Loading Data from python dataframe into feature store

Arumugaguru_M · March 8, 2021, 6:56am

Hi Team,

We are trying to push a pandas dataframe from our local machine to the Feature Store in hopswork.ai, does it require any spark cluster in the local environment or we just need the hsfs[hive] library in python?

Also, we are able to retrieve the data from the feature but when trying to load the data into feature store ending up with following error “Engine’ object has no attribute 'convert_to_default_dataframe”, if we change the library version it gives some different error

not sure what is going wrong here? but we can able to store the data from csv to feature store inside hopswork.ai with the same steps used in the local jupyter book.

hopswork.ai version 2.0.0
hsfs[hive] library version 2.0.12

Thanks,
Guru

moritzmeister · March 8, 2021, 9:29am

Hi Guru,

unfortunately, data ingestion from arbitrary Python environments wasn’t supported in version 2.0 yet. If you want to ingest data, you will need to either use Spark directly on Hopsworks, or configure your own Spark instance to write to be able to write to the Feature Store.
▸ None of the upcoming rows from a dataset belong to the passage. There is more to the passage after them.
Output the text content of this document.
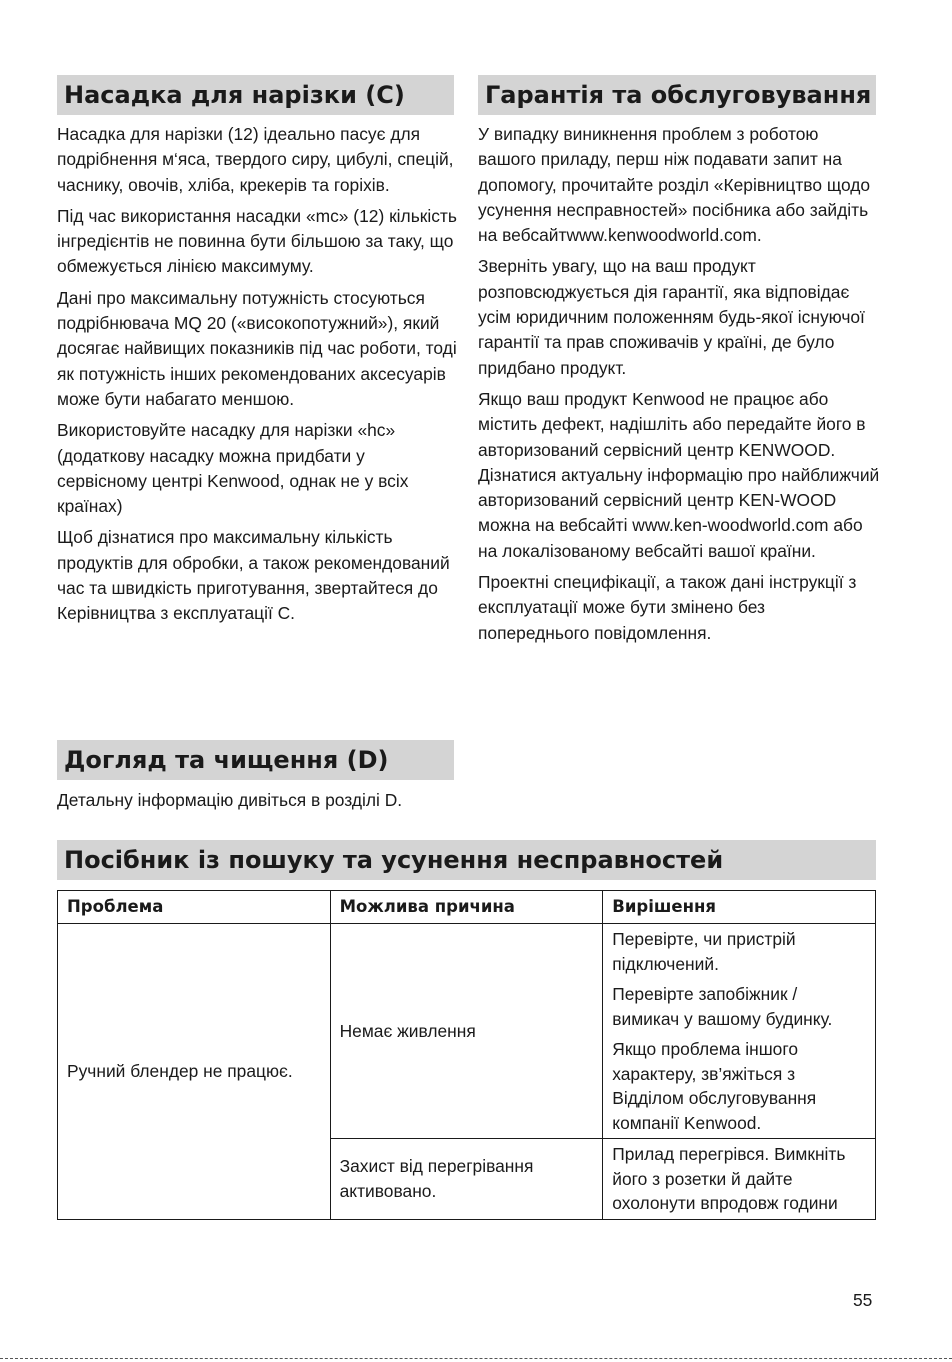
Насадка для нарізки (C)

Насадка для нарізки (12) ідеально пасує для подрібнення м‘яса, твердого сиру, цибулі, спецій, часнику, овочів, хліба, крекерів та горіхів.

Під час використання насадки «mc» (12) кількість інгредієнтів не повинна бути більшою за таку, що обмежується лінією максимуму.

Дані про максимальну потужність стосуються подрібнювача MQ 20 («високопотужний»), який досягає найвищих показників під час роботи, тоді як потужність інших рекомендованих аксесуарів може бути набагато меншою.

Використовуйте насадку для нарізки «hc» (додаткову насадку можна придбати у сервісному центрі Kenwood, однак не у всіх країнах)

Щоб дізнатися про максимальну кількість продуктів для обробки, а також рекомендований час та швидкість приготування, звертайтеся до Керівництва з експлуатації C.

Догляд та чищення (D)

Детальну інформацію дивіться в розділі D.

Гарантія та обслуговування

У випадку виникнення проблем з роботою вашого приладу, перш ніж подавати запит на допомогу, прочитайте розділ «Керівництво щодо усунення несправностей» посібника або зайдіть на вебсайтwww.kenwoodworld.com.

Зверніть увагу, що на ваш продукт розповсюджується дія гарантії, яка відповідає усім юридичним положенням будь-якої існуючої гарантії та прав споживачів у країні, де було придбано продукт.

Якщо ваш продукт Kenwood не працює або містить дефект, надішліть або передайте його в авторизований сервісний центр KENWOOD. Дізнатися актуальну інформацію про найближчий авторизований сервісний центр KEN-WOOD можна на вебсайті www.ken-woodworld.com або на локалізованому вебсайті вашої країни.

Проектні специфікації, а також дані інструкції з експлуатації може бути змінено без попереднього повідомлення.

Посібник із пошуку та усунення несправностей
Проблема	Можлива причина	Вирішення
Ручний блендер не працює.	Немає живлення	Перевірте, чи пристрій підключений.

Перевірте запобіжник / вимикач у вашому будинку.

Якщо проблема іншого характеру, зв’яжіться з Відділом обслуговування компанії Kenwood.

	Захист від перегрівання активовано.	Прилад перегрівся. Вимкніть його з розетки й дайте охолонути впродовж години

55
That said, we greatly improved the support for pure Python in version 2.1, so if you can, I recommend you deploy a new instance with the newer version of Hopsworks on hopsworks.ai, which you should be able to do with the free credits we are currently giving to new users. If you are using the demo instance and don’t want to deploy your own cluster, you will have to be a bit patient, until we upgraded that instance to 2.1.

Sorry for the inconveniences!

Arumugaguru_M · March 11, 2021, 10:37am

Thanks a lot for this valuable information, we were able to upgrade our demo instance to 2.1 and now the save is working fine.